For a word nerd like me, 2010 was a big year. It was the first time that the AP Stylebook officially included social media guidelines. What are social media guidelines? Basically, AP defined
what social media is and how journalists should use social media in their work—grammatically and otherwise.
Read on for a summary of the newest social media entries now officially recognized by the Associated Press.
app Short for application. A program that runs inside another service. Customers can download hundreds of applications on their iPhone. App is acceptable on second reference.
crowdsourcing The practice of asking a large collection of individuals online to help gather information or produce ideas. A journalist may use Twitter to crowdsource ideas for an article.
fan, follow, friend Actions by which users connect to other users on social networks. You friend people on Facebook, you like businesses on Facebook (until recently, you became a fan of businesses) and you follow people and businesses on Twitter. Acceptable as nouns and verbs.
Google, Gooling, Googled Google is a trademark for a Web search engine. Google, Gooling and Googled are used informally as a verb for searching for information on the Internet. Always capitalized.
microsite A tightly focused group of Web pages typically dedicated to a single topic, product or service.
retweet The practice, on Twitter, of forwarding a message or link from someone else to your followers. Spelled out in all references, though common usage on Twitter abbreviates to RT.
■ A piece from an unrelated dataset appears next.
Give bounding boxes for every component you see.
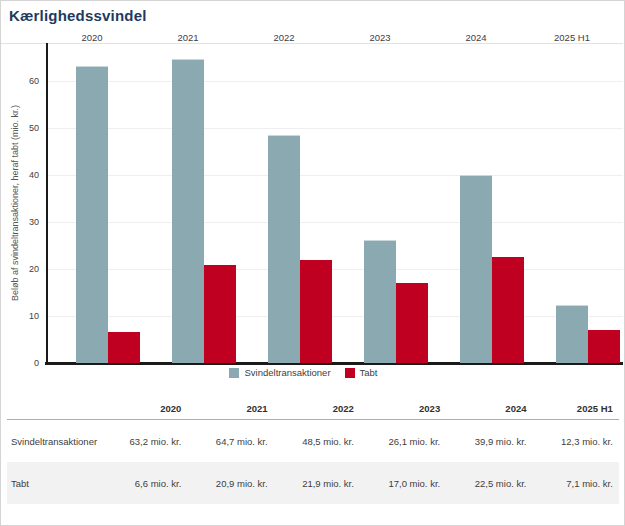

search engine optimization Any of a number of methodologies used to ensure that online content shows up in search engines such as Google, thus increasing traffic to the content. SEO is acceptable on second reference.
unfriend To remove someone from a list of friends, usually on Facebook. Also defriend, an acceptable but less common usage.
This is just a sampling of some of the latest social media entries. You have to love the AP Stylebook!